President Cyril Ramaphosa has admitted that an important part of the Expropriation Act, which allows Expropriation Without Compensation (EWC), is “in error”.
However, there are three major warnings in relation to this admission.
First, there have been misleading reports that Ramaphosa admitted that this part of the law is “unconstitutional”, which he did not do.
Second, Ramaphosa doubled down on his support for EWC.
Third, Ramaphosa submitted a fake “transformation” claim of the sort the IRR has repeatedly warned against.
Ramaphosa defends “error”
Ramaphosa admitted an “error” in section 19 of the Expropriation Act, but also said he “defends” it. This is confusing.
Section 19 governs the process for disputed expropriations, starting the clock for when owners can go to court from “the date of the notice of expropriation”. The latter document is served only near the end of the expropriation process, and “determines” the moment when property is taken as well as the “amount” that is “compensated”.
Setting "the date" after which people can go to court so late is a fatal flaw in the law. It allows the state to complete an expropriate first and only go to court afterwards.
The Constitution requires the opposite. In Haffejee the Constitutional Court held that disputed expropriations must “generally” be decided in court “before” they can be executed.
The IRR pointed this out to Ramaphosa in a petition before he signed the law. It also noted that the president “must” send a draft law back to Parliament for reconsideration if he has any “reservations” about its constitutionality under section 79(1) of the Constitution. Section 19’s error was one obvious reason for “reservation”.
But Ramaphosa signed anyways.
Now, under oath, Ramaphosa has admitted, in effect, that the IRR was right. He stated that the words in section 19 of the Expropriation Act are “absurd” and “circular” and that “the legislature” passed them “in error”.
Understandably, many reporters have assumed that this must mean the President has also admitted that he personally made a mistake, failing his constitutional duty, by signing an unconstitutional law without first calling for review.
For example, one BusinessTech headline stated, “Cyril Ramaphosa admits Expropriation Act is unconstitutional”. The article’s body included the claim that Ramaphosa “has admitted under oath that Sections 19(2), (3), and (4) of the new Expropriation Act are unconstitutional”.
But that is inaccurate reporting. Ramaphosa did not make that admission.
Instead, he swore to the following in his affidavit specifically regarding “section 19(2), (3), and (4) of the Expropriation Act. I defend the provisions and ask that the DA application [to declare them unconstitutional] be dismissed” [emphasis added].
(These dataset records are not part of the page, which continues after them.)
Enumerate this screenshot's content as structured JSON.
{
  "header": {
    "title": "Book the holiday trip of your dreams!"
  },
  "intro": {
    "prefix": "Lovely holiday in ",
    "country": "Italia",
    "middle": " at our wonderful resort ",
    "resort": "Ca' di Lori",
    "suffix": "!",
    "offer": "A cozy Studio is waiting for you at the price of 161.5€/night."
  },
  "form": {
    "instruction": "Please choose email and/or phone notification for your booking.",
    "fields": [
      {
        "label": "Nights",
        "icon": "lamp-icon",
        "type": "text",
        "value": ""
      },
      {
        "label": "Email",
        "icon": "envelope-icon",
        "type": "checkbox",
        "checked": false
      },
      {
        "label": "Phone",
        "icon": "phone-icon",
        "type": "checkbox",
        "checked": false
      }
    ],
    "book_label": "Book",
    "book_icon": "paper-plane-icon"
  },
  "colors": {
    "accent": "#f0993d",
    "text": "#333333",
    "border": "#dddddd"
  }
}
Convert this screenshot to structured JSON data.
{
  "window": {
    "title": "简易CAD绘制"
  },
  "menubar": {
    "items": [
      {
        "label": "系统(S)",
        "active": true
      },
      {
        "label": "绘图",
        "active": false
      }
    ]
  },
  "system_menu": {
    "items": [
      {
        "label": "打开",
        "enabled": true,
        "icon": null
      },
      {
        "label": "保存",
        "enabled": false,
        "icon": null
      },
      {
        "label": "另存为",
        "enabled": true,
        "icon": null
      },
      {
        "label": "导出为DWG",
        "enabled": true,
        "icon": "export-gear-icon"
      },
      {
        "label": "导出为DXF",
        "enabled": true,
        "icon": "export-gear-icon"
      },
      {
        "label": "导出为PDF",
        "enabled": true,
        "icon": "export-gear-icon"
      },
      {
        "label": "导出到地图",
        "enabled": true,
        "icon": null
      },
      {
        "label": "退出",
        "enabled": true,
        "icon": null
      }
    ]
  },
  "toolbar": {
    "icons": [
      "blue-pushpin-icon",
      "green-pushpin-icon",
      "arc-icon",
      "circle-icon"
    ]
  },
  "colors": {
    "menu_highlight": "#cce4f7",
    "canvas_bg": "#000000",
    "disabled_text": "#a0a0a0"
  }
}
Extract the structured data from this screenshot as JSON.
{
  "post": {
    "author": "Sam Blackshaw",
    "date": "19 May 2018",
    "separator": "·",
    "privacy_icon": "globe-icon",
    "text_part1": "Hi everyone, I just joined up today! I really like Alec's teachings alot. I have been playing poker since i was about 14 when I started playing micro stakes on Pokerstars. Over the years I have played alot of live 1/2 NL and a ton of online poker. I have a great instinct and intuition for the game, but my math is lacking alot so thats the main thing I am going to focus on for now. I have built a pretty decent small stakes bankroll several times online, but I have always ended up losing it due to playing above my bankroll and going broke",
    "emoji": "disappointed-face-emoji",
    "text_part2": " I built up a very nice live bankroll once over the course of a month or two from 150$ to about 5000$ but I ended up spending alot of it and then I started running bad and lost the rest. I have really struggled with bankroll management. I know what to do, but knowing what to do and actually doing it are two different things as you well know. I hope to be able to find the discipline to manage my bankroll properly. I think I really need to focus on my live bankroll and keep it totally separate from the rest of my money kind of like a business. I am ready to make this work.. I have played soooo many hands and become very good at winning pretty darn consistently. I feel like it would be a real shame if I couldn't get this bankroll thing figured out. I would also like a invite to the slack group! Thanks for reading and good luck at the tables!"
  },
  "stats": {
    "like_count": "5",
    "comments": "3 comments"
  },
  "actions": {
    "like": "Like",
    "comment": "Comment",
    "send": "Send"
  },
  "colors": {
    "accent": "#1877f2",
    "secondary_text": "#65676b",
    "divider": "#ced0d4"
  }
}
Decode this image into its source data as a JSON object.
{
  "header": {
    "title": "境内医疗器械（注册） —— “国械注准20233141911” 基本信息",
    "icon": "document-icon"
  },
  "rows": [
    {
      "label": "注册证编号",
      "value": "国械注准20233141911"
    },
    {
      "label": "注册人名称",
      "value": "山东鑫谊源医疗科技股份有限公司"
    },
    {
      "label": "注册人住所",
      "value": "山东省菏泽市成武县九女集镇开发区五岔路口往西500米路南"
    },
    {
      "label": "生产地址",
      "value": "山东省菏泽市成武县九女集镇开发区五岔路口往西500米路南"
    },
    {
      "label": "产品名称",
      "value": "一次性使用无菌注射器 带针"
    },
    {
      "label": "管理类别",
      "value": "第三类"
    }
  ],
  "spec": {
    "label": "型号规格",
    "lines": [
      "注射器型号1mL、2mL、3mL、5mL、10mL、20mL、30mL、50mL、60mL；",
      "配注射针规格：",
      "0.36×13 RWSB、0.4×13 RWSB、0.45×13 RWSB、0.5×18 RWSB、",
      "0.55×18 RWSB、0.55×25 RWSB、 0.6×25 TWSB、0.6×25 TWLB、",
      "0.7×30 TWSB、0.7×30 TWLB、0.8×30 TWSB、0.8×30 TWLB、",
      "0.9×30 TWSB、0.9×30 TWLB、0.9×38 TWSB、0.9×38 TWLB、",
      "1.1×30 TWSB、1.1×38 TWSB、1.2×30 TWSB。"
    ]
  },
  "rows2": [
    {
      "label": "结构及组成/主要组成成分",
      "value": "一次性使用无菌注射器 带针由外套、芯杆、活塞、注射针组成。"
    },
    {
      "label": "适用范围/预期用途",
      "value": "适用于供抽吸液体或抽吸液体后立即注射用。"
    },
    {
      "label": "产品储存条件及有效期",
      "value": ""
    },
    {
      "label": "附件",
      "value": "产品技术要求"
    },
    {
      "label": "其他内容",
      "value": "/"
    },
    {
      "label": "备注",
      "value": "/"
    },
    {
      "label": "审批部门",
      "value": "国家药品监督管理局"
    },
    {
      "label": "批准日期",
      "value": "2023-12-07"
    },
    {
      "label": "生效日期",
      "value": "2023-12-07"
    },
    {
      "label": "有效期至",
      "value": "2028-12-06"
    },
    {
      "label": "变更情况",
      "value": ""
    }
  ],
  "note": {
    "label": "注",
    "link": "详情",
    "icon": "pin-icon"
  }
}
So how can Ramaphosa admit that the provisions are “in error”, while also “defending” them?
He asked the court to believe that the words “the date of the notice of expropriation” do not mean “the date of the notice of expropriation”, but actually “imply” two totally different, earlier dates.
“In conclusion, the challenge to section 19(2), (3) and (4) should be dismissed if the Court implies the proposed words in section 19(2) and (3) as submitted”, he wrote [emphasis added].
What Ramaphosa gains by defending the “error” in this way is an attempted excuse for his own failure. But what is lost is the basic principle that words in laws have meanings.
Doubling down on EWC
The most important aspect of President Ramaphosa’s legal arguments remains that he has doubled down on support for EWC on an open list of unconstitutional circumstances, which include passive land investment for the purpose of earning a profit, which is equivalent to people buying non-dividend-bearing shares on the stock exchange. That is terrifying to investors.
According to data from SARB, fixed new investment rates have dropped since 2022, and are now so low they are back at 2006 levels. Ramaphosa is partly responsible.
Transformation
Ramaphosa claimed in his affidavit that “emphasis on private property rights…will defeat the transformation objective of the Constitution”.
But this is a mistake. The kind of “transformation objective” offered by Ramaphosa’s defence of the indefensible is not constitutional. It is a way to take a bad situation, which the apex court has called a “colossal crisis” in land administration, and make it worse, especially for those who cannot afford airplane tickets.
By contrast South Africa’s Constitution is a system for real transformation, which includes systematic poverty reduction through investment-driven, long-term growth. Our Constitution promises to protect owners from state predation, emphatically, which is one of many constitutional promises the President should try to keep without equivocation.